We’ve all heard the usual statistics about the fear of public speaking, in that people fear it even more than they fear death! A little harsh I think but there you go.

Personally, I can understand that feeling of fear when it comes to public speaking. The shakes, the dry mouth, the sweaty palms and of course, the absolute dread of freezing on stage, in front of everyone!!

In fact, why would you even consider public speaking or making a presentation to a large group at all? Well, I can totally empathise. But the thing is, people who master a fear of public speaking more often than not develop stronger career opportunities, (Recent stats suggest fear of public speaking has 10% impairment on your wages & 15% impairment on your promotion opportunities). People who possess these skills are perceived as confident and assured, the kind of people you want representing your business. Having that skill can give a great impression of what you as an organisation are about. Equally, sometimes the fear of being seen as the opposite, of being awful on stage, and giving the ‘wrong’ image is the single thing that holds us back from public speaking or giving that presentation to a group. The dreaded ‘fear factor’ takes over and we hold back, not moving forward and secretly envious of those that seem to make public speaking look easy.
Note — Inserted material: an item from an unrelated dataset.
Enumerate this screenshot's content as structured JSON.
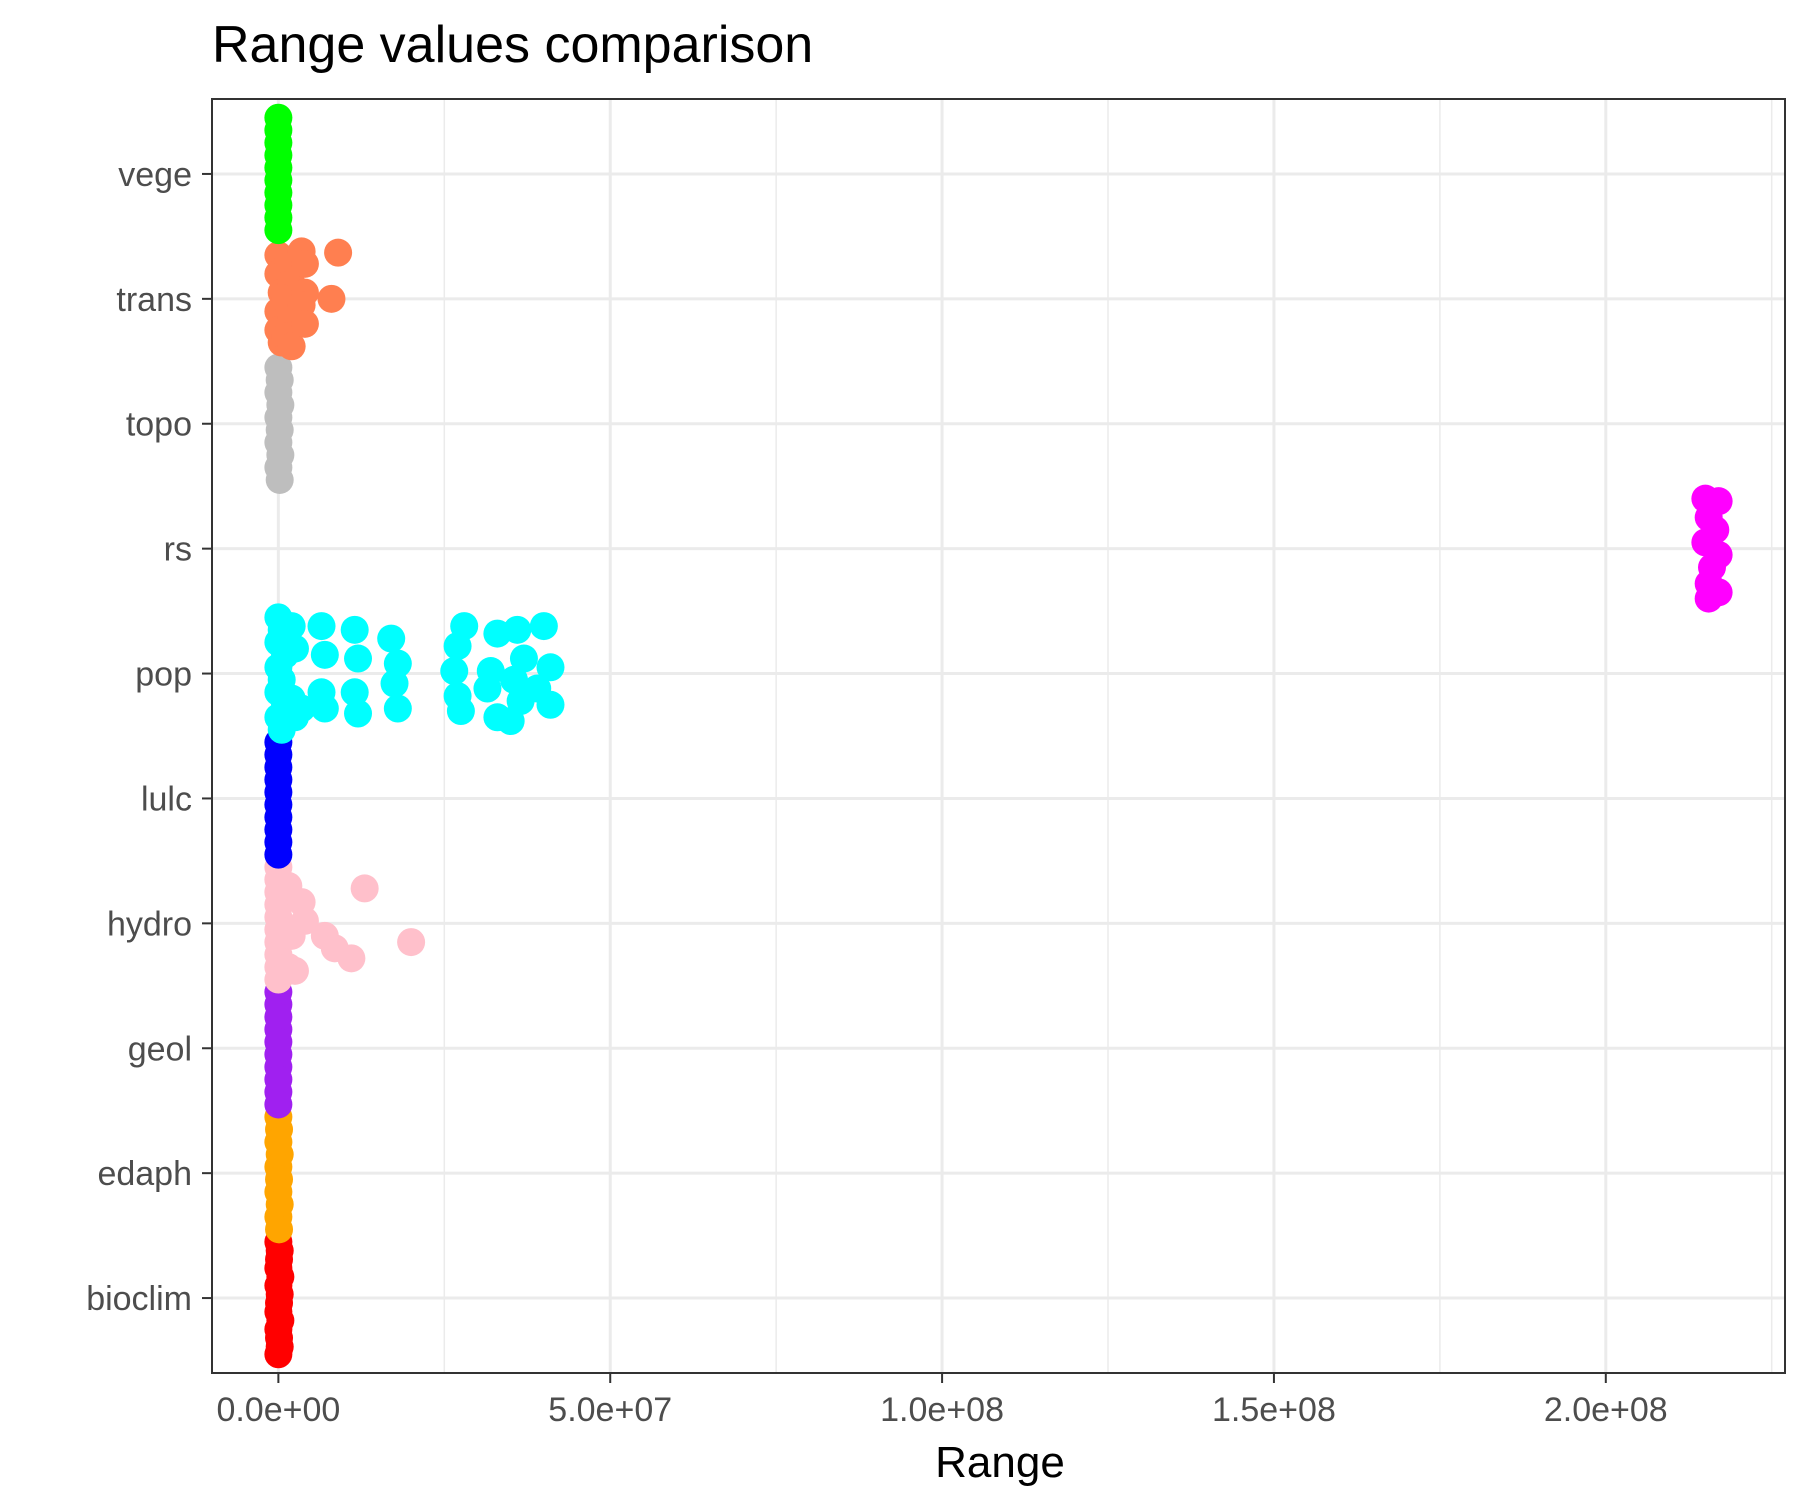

I remember a particular occasion when, in my role as managing director of our events company, I decided it was time for me to face my fears of public speaking (how hard could it be?) and do the introduction and welcome presentation to the audience at one of the largest awards ceremonies organised by my events team. I had often addressed group staff presentations at various times during the year and didn’t have a problem with it, so surely it wasn’t that different. However, as the guests arrived (it was a black tie and formal event) I became more nervous and realised it was significantly different. As cliché as it sounds, my palms started getting sweaty, the mouth started to go dry, and I even thought of changing the running order of the night at the last minute to avoid me having to stand on stage!
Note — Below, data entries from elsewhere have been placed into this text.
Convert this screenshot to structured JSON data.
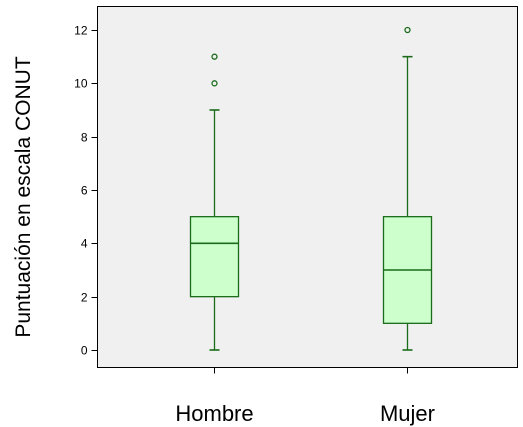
{
  "colors": {
    "box_fill": "#ccffcc",
    "box_stroke": "#1a6b1a",
    "plot_background": "#f0f0f0",
    "axis": "#000000"
  },
  "chart_data": {
    "type": "boxplot",
    "title": "",
    "xlabel": "",
    "ylabel": "Puntuación en escala CONUT",
    "ylim": [
      -0.6,
      12.7
    ],
    "yticks": [
      0,
      2,
      4,
      6,
      8,
      10,
      12
    ],
    "grid": false,
    "legend": "none",
    "categories": [
      "Hombre",
      "Mujer"
    ],
    "boxes": [
      {
        "category": "Hombre",
        "whisker_low": 0,
        "q1": 2,
        "median": 4,
        "q3": 5,
        "whisker_high": 9,
        "outliers": [
          10,
          11
        ]
      },
      {
        "category": "Mujer",
        "whisker_low": 0,
        "q1": 1,
        "median": 3,
        "q3": 5,
        "whisker_high": 11,
        "outliers": [
          12
        ]
      }
    ]
  }
}
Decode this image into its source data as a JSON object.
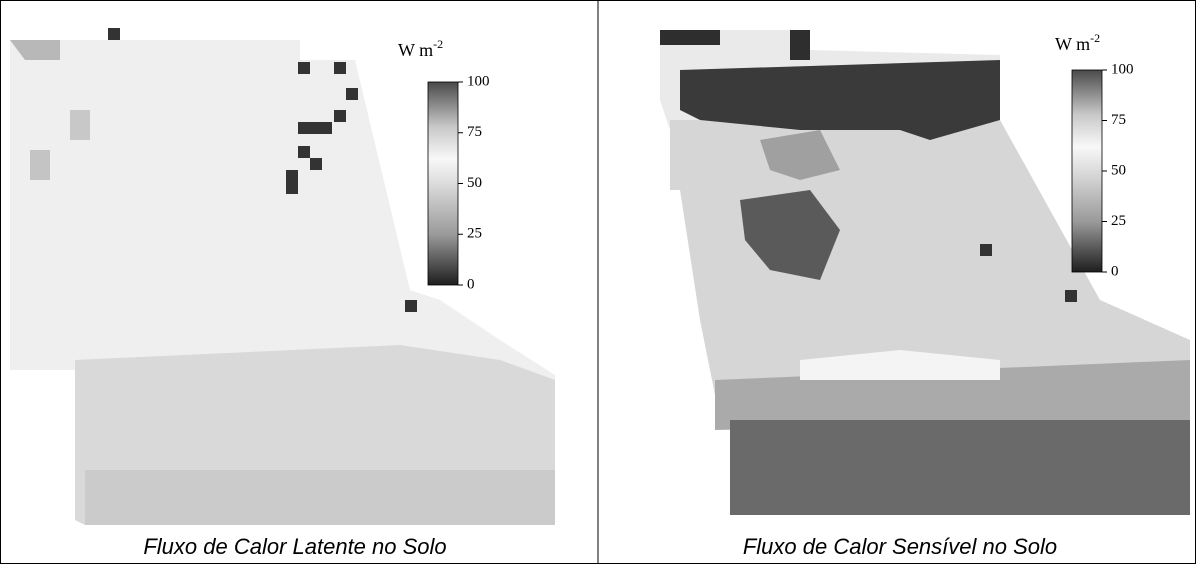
{
  "panels": [
    {
      "caption": "Fluxo de Calor Latente no Solo",
      "colorbar": {
        "unit": "W m",
        "exponent": "-2",
        "ticks": [
          0,
          25,
          50,
          75,
          100
        ]
      }
    },
    {
      "caption": "Fluxo de Calor Sensível no Solo",
      "colorbar": {
        "unit": "W m",
        "exponent": "-2",
        "ticks": [
          0,
          25,
          50,
          75,
          100
        ]
      }
    }
  ]
}
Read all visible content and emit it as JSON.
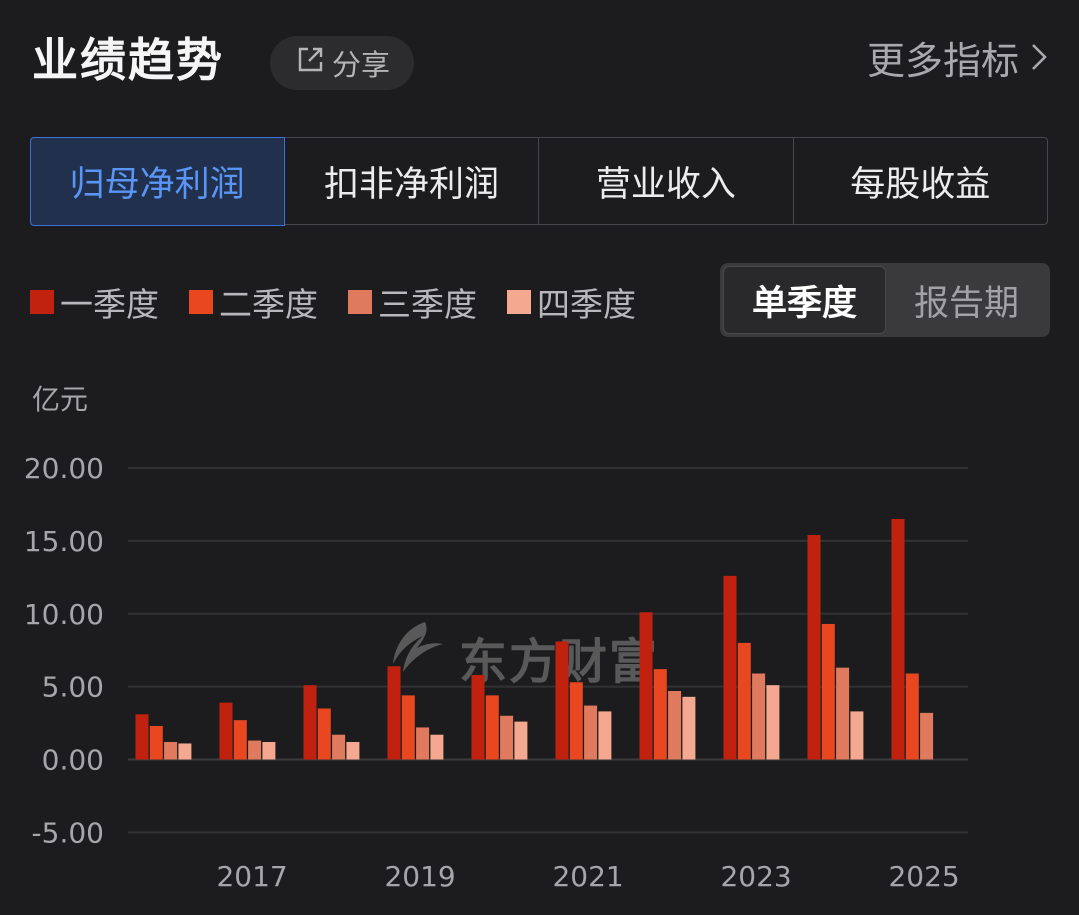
{
  "header": {
    "title": "业绩趋势",
    "share_label": "分享",
    "more_label": "更多指标"
  },
  "tabs": [
    {
      "label": "归母净利润",
      "active": true
    },
    {
      "label": "扣非净利润",
      "active": false
    },
    {
      "label": "营业收入",
      "active": false
    },
    {
      "label": "每股收益",
      "active": false
    }
  ],
  "period_toggle": {
    "single_quarter": "单季度",
    "report_period": "报告期"
  },
  "watermark": "东方财富",
  "colors": {
    "accent": "#3f6fd8",
    "q1": "#c0220f",
    "q2": "#e8471f",
    "q3": "#e07a5f",
    "q4": "#f4a890"
  },
  "chart_data": {
    "type": "bar",
    "unit": "亿元",
    "categories": [
      "2016",
      "2017",
      "2018",
      "2019",
      "2020",
      "2021",
      "2022",
      "2023",
      "2024",
      "2025"
    ],
    "x_tick_labels": [
      "2017",
      "2019",
      "2021",
      "2023",
      "2025"
    ],
    "y_ticks": [
      "20.00",
      "15.00",
      "10.00",
      "5.00",
      "0.00",
      "-5.00"
    ],
    "ylim": [
      -5,
      20
    ],
    "grid": true,
    "legend_position": "top-left",
    "series": [
      {
        "name": "一季度",
        "color": "#c0220f",
        "values": [
          3.1,
          3.9,
          5.1,
          6.4,
          5.8,
          8.1,
          10.1,
          12.6,
          15.4,
          16.5
        ]
      },
      {
        "name": "二季度",
        "color": "#e8471f",
        "values": [
          2.3,
          2.7,
          3.5,
          4.4,
          4.4,
          5.3,
          6.2,
          8.0,
          9.3,
          5.9
        ]
      },
      {
        "name": "三季度",
        "color": "#e07a5f",
        "values": [
          1.2,
          1.3,
          1.7,
          2.2,
          3.0,
          3.7,
          4.7,
          5.9,
          6.3,
          3.2
        ]
      },
      {
        "name": "四季度",
        "color": "#f4a890",
        "values": [
          1.1,
          1.2,
          1.2,
          1.7,
          2.6,
          3.3,
          4.3,
          5.1,
          3.3,
          null
        ]
      }
    ]
  }
}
In any case, with hands shaking (I mean literally shaking!) I decided to push on as 400 people in black tie and formal dress took their seats. I walked out on stage and the spotlight sparked up, shining directly on me at the podium.
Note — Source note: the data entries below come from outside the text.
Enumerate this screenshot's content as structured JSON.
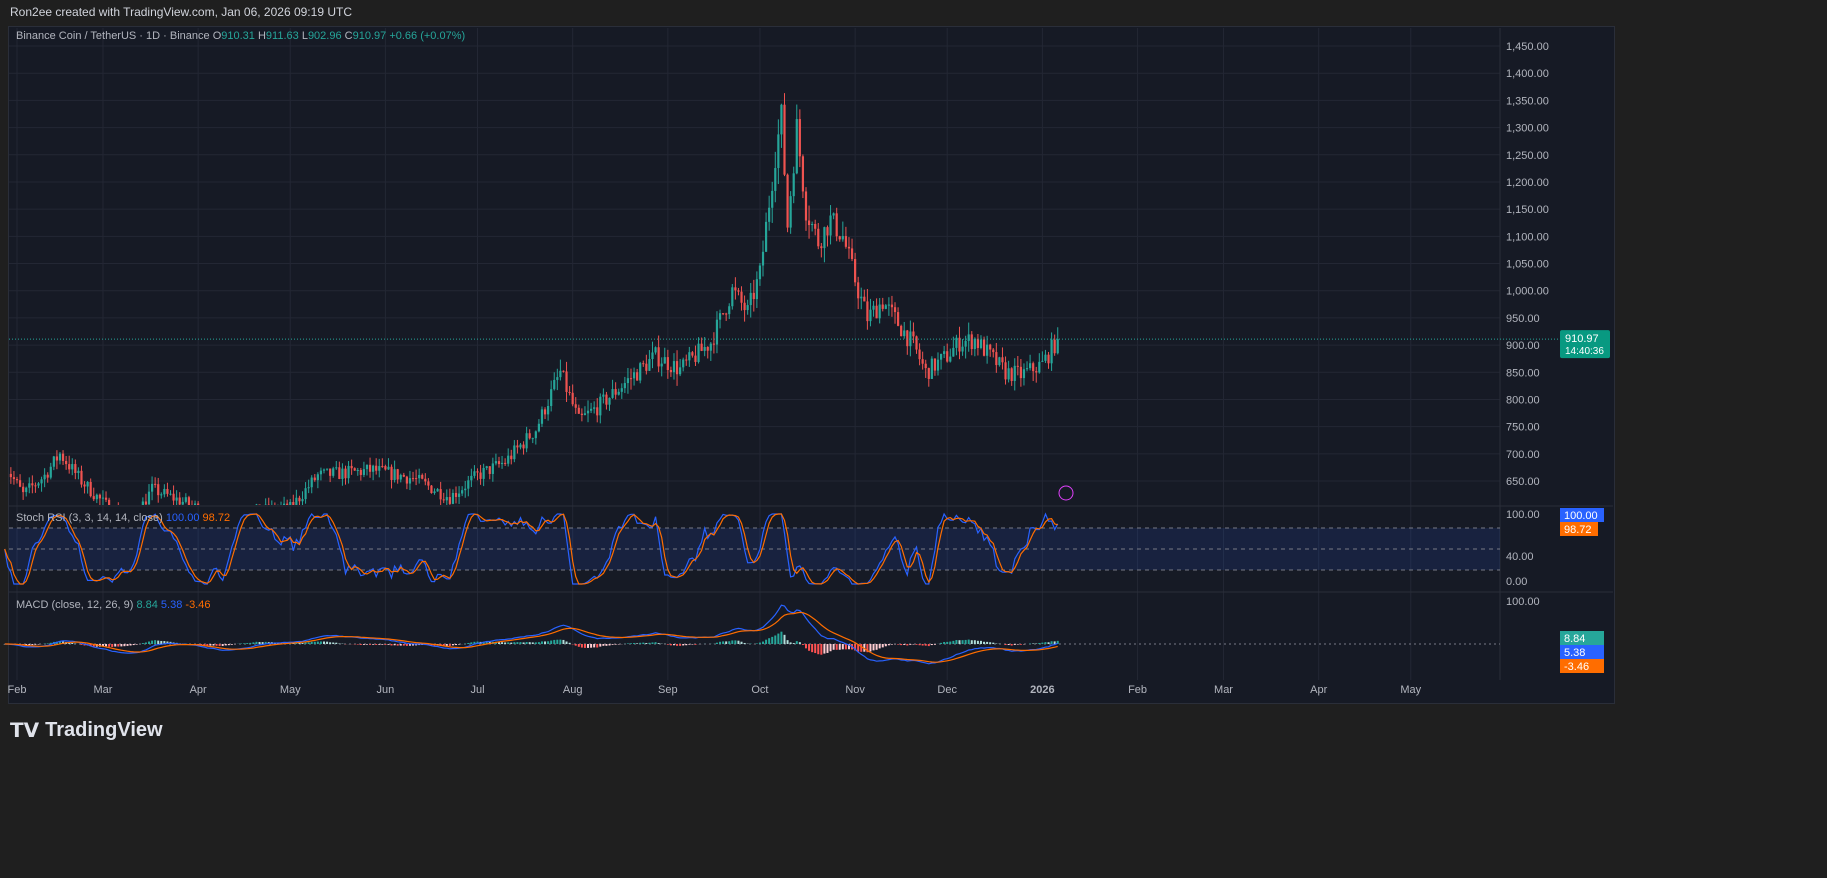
{
  "header": {
    "credit": "Ron2ee created with TradingView.com, Jan 06, 2026 09:19 UTC"
  },
  "legend": {
    "symbol": "Binance Coin / TetherUS · 1D · Binance",
    "o_label": "O",
    "o": "910.31",
    "h_label": "H",
    "h": "911.63",
    "l_label": "L",
    "l": "902.96",
    "c_label": "C",
    "c": "910.97",
    "change": "+0.66 (+0.07%)"
  },
  "stoch": {
    "label": "Stoch RSI (3, 3, 14, 14, close)",
    "k": "100.00",
    "d": "98.72",
    "ticks": [
      "100.00",
      "40.00",
      "0.00"
    ]
  },
  "macd": {
    "label": "MACD (close, 12, 26, 9)",
    "hist": "8.84",
    "macd": "5.38",
    "signal": "-3.46",
    "top_tick": "100.00"
  },
  "price_tag": {
    "price": "910.97",
    "countdown": "14:40:36"
  },
  "brand": "TradingView",
  "colors": {
    "up": "#26a69a",
    "down": "#ef5350",
    "k": "#2962ff",
    "d": "#ff6d00",
    "bg": "#161a25",
    "grid": "#232734"
  },
  "chart_data": {
    "type": "candlestick",
    "title": "Binance Coin / TetherUS · 1D · Binance",
    "y_ticks": [
      650,
      700,
      750,
      800,
      850,
      900,
      950,
      1000,
      1050,
      1100,
      1150,
      1200,
      1250,
      1300,
      1350,
      1400,
      1450
    ],
    "ylim": [
      605,
      1480
    ],
    "x_ticks": [
      "Feb",
      "Mar",
      "Apr",
      "May",
      "Jun",
      "Jul",
      "Aug",
      "Sep",
      "Oct",
      "Nov",
      "Dec",
      "2026",
      "Feb",
      "Mar",
      "Apr",
      "May"
    ],
    "approx_close_path": [
      [
        "2025-01-28",
        680
      ],
      [
        "2025-02-03",
        625
      ],
      [
        "2025-02-10",
        660
      ],
      [
        "2025-02-15",
        700
      ],
      [
        "2025-02-22",
        650
      ],
      [
        "2025-03-01",
        610
      ],
      [
        "2025-03-10",
        570
      ],
      [
        "2025-03-17",
        635
      ],
      [
        "2025-04-01",
        600
      ],
      [
        "2025-04-07",
        560
      ],
      [
        "2025-04-20",
        595
      ],
      [
        "2025-05-01",
        600
      ],
      [
        "2025-05-10",
        660
      ],
      [
        "2025-05-28",
        670
      ],
      [
        "2025-06-10",
        655
      ],
      [
        "2025-06-22",
        620
      ],
      [
        "2025-07-01",
        660
      ],
      [
        "2025-07-10",
        685
      ],
      [
        "2025-07-20",
        745
      ],
      [
        "2025-07-28",
        850
      ],
      [
        "2025-08-03",
        760
      ],
      [
        "2025-08-10",
        790
      ],
      [
        "2025-08-20",
        840
      ],
      [
        "2025-08-28",
        880
      ],
      [
        "2025-09-05",
        855
      ],
      [
        "2025-09-15",
        905
      ],
      [
        "2025-09-22",
        1000
      ],
      [
        "2025-09-27",
        960
      ],
      [
        "2025-10-01",
        1030
      ],
      [
        "2025-10-06",
        1250
      ],
      [
        "2025-10-08",
        1320
      ],
      [
        "2025-10-10",
        1120
      ],
      [
        "2025-10-13",
        1300
      ],
      [
        "2025-10-16",
        1150
      ],
      [
        "2025-10-20",
        1090
      ],
      [
        "2025-10-24",
        1130
      ],
      [
        "2025-10-28",
        1100
      ],
      [
        "2025-11-02",
        1000
      ],
      [
        "2025-11-05",
        950
      ],
      [
        "2025-11-10",
        980
      ],
      [
        "2025-11-20",
        900
      ],
      [
        "2025-11-24",
        850
      ],
      [
        "2025-12-01",
        880
      ],
      [
        "2025-12-05",
        905
      ],
      [
        "2025-12-10",
        910
      ],
      [
        "2025-12-15",
        880
      ],
      [
        "2025-12-20",
        850
      ],
      [
        "2025-12-25",
        845
      ],
      [
        "2026-01-01",
        865
      ],
      [
        "2026-01-06",
        910.97
      ]
    ],
    "last_close": 910.97,
    "stoch_levels": [
      80,
      50,
      20
    ]
  }
}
People immediately stopped talking and just looked at me, as I stood there all alone on stage...this was it. It was at that exact moment, I decided to have a fully-fledged discussion with my inner voice.

‘What the hell are you going to do now, Tony, everyone’s looking at you! For the love of God man, say something!’. And finally, ‘what if I freeze, right now, what would happen’?

All this was happening while I stood there on stage, under the spotlight. It felt like 10 minutes had already passed, but actually it was about 3 seconds, and then I simply said to myself, ‘Right then, here goes’ and launched with, ‘Good evening ladies and gentlemen, you’re all very welcome to tonight’s award ceremony…..’ and I was away. I finished the speech I had rehearsed for a more than a month. It was only a four or five minute speech, talking about the awards, thanking guests, judges, participants and so on and at the end of it, rather than trying to rush off stage, I found I actually wished I had more to say! I was starting to enjoy it. I noticed early that nobody threw their bread rolls at me, no on shouted ‘get off’ and funnily enough, during the course of that evening, so many people I had never met before, came up to me to introduce themselves, and either talked business or just to say hi, or compliment me and our team on hosting such a wonderful event.

It was both a nerve wracking and rewarding experience. I realised I wasn’t dead, I wasn’t terrible and I could only get better. Making speeches in front of people is arguably even more important today as communications are vital for impression and credibility and confidence. If you get the chance to develop your public speaking or presentation skills I would urge you to go for it. Nobody has ever regretted improving their ability to stand in front of a crowd to speak with confidence!